Former UCI President Hein Verbruggen has denied suggestions of a cover up of doping results involving Lance Armstrong, and said that he doesn’t feel he has a case to answer.
“There's no reason that I should continue to prove my innocence - let people prove that we are guilty,” he said in a phone interview with the Associated Press yesterday.
The Dutchman was responding to the CBS 60 Minutes programme screened on Sunday, which contained serious allegations that the UCI had helped shield Armstrong after the Texan gave a suspicious urine test during the 2001 Tour de Suisse. He won that race and went on to take his most dominant Tour victory two weeks later.
According to the programme, the lab director gave a sworn statement to the FBI saying that the UCI wanted the matter dropped. Armstrong’s former team-mate Floyd Landis first alleged a cover-up last year, and this was repeated by another past US Postal Service rider, Tyler Hamilton, in Sunday’s programme.

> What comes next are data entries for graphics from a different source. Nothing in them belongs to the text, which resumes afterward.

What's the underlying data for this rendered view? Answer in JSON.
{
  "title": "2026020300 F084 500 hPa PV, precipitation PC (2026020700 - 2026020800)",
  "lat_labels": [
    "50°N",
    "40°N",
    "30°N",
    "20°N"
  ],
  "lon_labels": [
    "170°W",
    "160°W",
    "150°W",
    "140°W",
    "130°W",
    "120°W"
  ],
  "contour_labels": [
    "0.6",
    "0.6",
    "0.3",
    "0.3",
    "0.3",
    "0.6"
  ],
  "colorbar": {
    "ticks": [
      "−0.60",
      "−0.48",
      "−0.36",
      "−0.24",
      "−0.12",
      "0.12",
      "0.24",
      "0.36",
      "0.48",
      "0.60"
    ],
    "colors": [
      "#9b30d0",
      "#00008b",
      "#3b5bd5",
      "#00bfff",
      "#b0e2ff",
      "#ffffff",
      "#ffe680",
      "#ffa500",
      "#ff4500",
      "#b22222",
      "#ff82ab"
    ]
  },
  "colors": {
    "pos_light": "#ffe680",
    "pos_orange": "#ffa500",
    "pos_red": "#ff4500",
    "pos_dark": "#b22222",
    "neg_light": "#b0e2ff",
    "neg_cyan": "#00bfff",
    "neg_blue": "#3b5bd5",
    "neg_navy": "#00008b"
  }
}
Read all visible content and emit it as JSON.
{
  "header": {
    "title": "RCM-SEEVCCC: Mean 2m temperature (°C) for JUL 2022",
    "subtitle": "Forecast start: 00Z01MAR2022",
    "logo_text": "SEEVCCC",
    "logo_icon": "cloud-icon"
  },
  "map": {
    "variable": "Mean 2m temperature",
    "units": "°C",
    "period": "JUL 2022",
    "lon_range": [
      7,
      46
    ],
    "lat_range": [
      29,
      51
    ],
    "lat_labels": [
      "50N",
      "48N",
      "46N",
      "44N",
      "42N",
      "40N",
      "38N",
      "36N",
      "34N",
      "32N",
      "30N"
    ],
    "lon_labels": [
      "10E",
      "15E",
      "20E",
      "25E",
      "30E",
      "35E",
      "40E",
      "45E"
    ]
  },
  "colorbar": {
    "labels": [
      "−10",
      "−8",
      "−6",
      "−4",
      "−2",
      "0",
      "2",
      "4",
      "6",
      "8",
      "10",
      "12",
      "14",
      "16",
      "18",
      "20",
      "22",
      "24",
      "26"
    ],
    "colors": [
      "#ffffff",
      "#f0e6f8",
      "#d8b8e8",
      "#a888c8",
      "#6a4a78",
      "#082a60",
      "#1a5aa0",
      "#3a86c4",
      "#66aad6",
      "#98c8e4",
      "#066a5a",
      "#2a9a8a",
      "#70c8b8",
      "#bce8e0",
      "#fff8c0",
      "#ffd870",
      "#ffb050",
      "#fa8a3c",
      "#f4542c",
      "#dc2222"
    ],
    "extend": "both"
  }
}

“I know he has had a positive test before…for EPO. It was the Tour of Switzerland 2001. He told me,” Hamilton said. “He was so relaxed about it, he kind of laughed it off.”
Asked by 60 Minutes what had happened, Hamilton was adamant on what took place. “People took care of it,” he said. “I don't know all the exact details, but I know that Lance's people and the people from the other side, I believe from the governing body of the sport, figured out a way for it to go away. I was told this by Lance.”

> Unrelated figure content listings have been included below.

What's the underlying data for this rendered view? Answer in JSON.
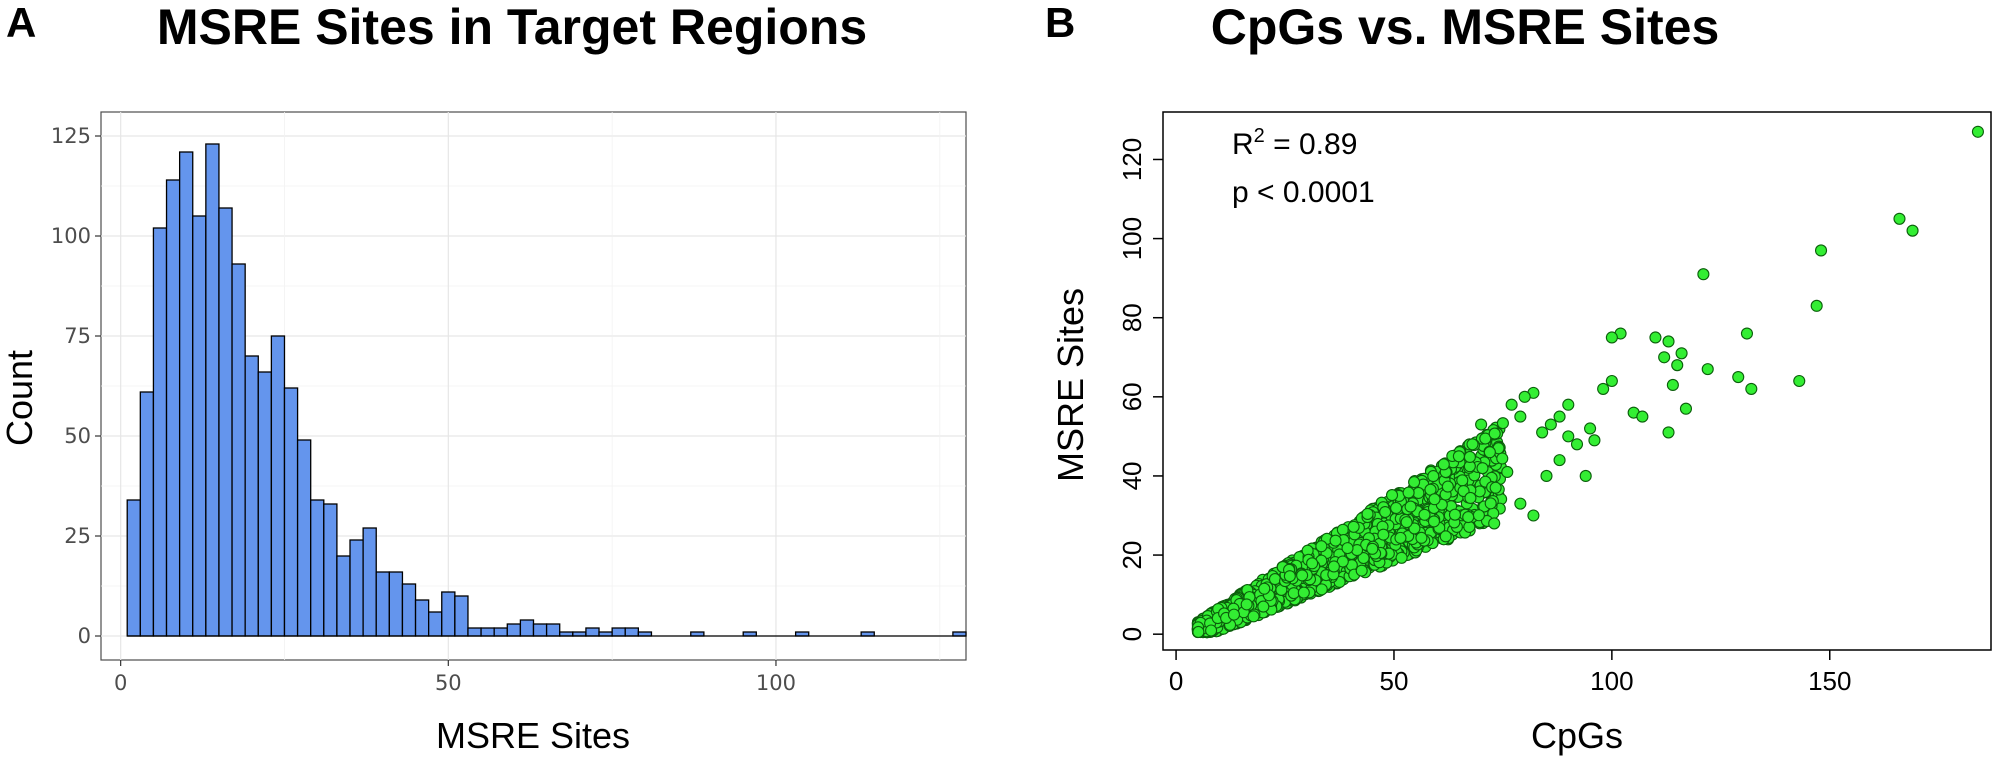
{
  "panel_a": {
    "letter": "A",
    "title": "MSRE Sites in Target Regions"
  },
  "panel_b": {
    "letter": "B",
    "title": "CpGs vs. MSRE Sites"
  },
  "chart_data": [
    {
      "type": "bar",
      "title": "MSRE Sites in Target Regions",
      "xlabel": "MSRE Sites",
      "ylabel": "Count",
      "xlim": [
        -3,
        129
      ],
      "ylim": [
        -6,
        131
      ],
      "xticks": [
        0,
        50,
        100
      ],
      "yticks": [
        0,
        25,
        50,
        75,
        100,
        125
      ],
      "grid": true,
      "bin_width": 2,
      "bin_start": 1,
      "bar_color": "#6495ED",
      "values": [
        34,
        61,
        102,
        114,
        121,
        105,
        123,
        107,
        93,
        70,
        66,
        75,
        62,
        49,
        34,
        33,
        20,
        24,
        27,
        16,
        16,
        13,
        9,
        6,
        11,
        10,
        2,
        2,
        2,
        3,
        4,
        3,
        3,
        1,
        1,
        2,
        1,
        2,
        2,
        1,
        0,
        0,
        0,
        1,
        0,
        0,
        0,
        1,
        0,
        0,
        0,
        1,
        0,
        0,
        0,
        0,
        1,
        0,
        0,
        0,
        0,
        0,
        0,
        1
      ]
    },
    {
      "type": "scatter",
      "title": "CpGs vs. MSRE Sites",
      "xlabel": "CpGs",
      "ylabel": "MSRE Sites",
      "xlim": [
        -3,
        187
      ],
      "ylim": [
        -4,
        132
      ],
      "xticks": [
        0,
        50,
        100,
        150
      ],
      "yticks": [
        0,
        20,
        40,
        60,
        80,
        100,
        120
      ],
      "grid": false,
      "point_color": "#33ee33",
      "annotations": {
        "r2_label": "R",
        "r2_sup": "2",
        "r2_value": " = 0.89",
        "p_text": "p < 0.0001"
      },
      "points": [
        [
          184,
          127
        ],
        [
          166,
          105
        ],
        [
          169,
          102
        ],
        [
          148,
          97
        ],
        [
          147,
          83
        ],
        [
          121,
          91
        ],
        [
          131,
          76
        ],
        [
          110,
          75
        ],
        [
          113,
          74
        ],
        [
          102,
          76
        ],
        [
          100,
          75
        ],
        [
          116,
          71
        ],
        [
          112,
          70
        ],
        [
          115,
          68
        ],
        [
          122,
          67
        ],
        [
          129,
          65
        ],
        [
          143,
          64
        ],
        [
          132,
          62
        ],
        [
          114,
          63
        ],
        [
          117,
          57
        ],
        [
          105,
          56
        ],
        [
          107,
          55
        ],
        [
          113,
          51
        ],
        [
          98,
          62
        ],
        [
          90,
          58
        ],
        [
          88,
          55
        ],
        [
          100,
          64
        ],
        [
          95,
          52
        ],
        [
          90,
          50
        ],
        [
          82,
          61
        ],
        [
          80,
          60
        ],
        [
          77,
          58
        ],
        [
          79,
          55
        ],
        [
          84,
          51
        ],
        [
          86,
          53
        ],
        [
          92,
          48
        ],
        [
          96,
          49
        ],
        [
          94,
          40
        ],
        [
          88,
          44
        ],
        [
          74,
          47
        ],
        [
          72,
          46
        ],
        [
          70,
          53
        ],
        [
          76,
          41
        ],
        [
          82,
          30
        ],
        [
          79,
          33
        ],
        [
          73,
          28
        ],
        [
          85,
          40
        ]
      ]
    }
  ]
}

Verbruggen has rejected the claims. “There has never been a cover-up. Not in the Tour de Suisse, not in the Tour de France,” he said. “I don't know anything about suspicious tests. I was not aware of that.”
He repeated these denials in a separate interview with AD.nl. “What should I do? Must I prove that I have not done it? Is the world upside down? Moreover, I think there is also a task for journalism. Now I always defend myself every time there is an idiot with this kind of story. But no one has yet proven anything.
“It's impossible, because there is nothing. I repeat again: Lance Armstrong has never used doping. Never, never, never. And I say this not because I am a friend of his, because that is not true. I say it because I'm sure. Even if we would like, it would not be possible to bury a positive test. Test results are not only given to the UCI, but also to WADA. So once and for all: under my presidency such practices never occurred in the UCI.”
During his tenure as president, Verbruggen strongly denied suggestions of a widespread drug problem in the sport. He criticised those who said otherwise, including the riders Giles Delion and Graeme Obree. The Festina Affair proved that they were correct, and that cycling of the 90s was riddled with doping. Verbruggen stood down as UCI president in 2005 when Pat McQuaid was appointed as his successor.
Armstrong’s former US Postal Service team is currently the subject of a focussed investigation. Agents from several US government agencies and USADA have linked up with authorities in other countries. They are looking into claims that the riders used banned substances, but are also understood to be considering possible fraud and trafficking charges.
Armstrong has said that he made several payments of money to the UCI. He stated that these were anti-doping donations, but has said he is not sure of the amounts. He has denied ever using banned products.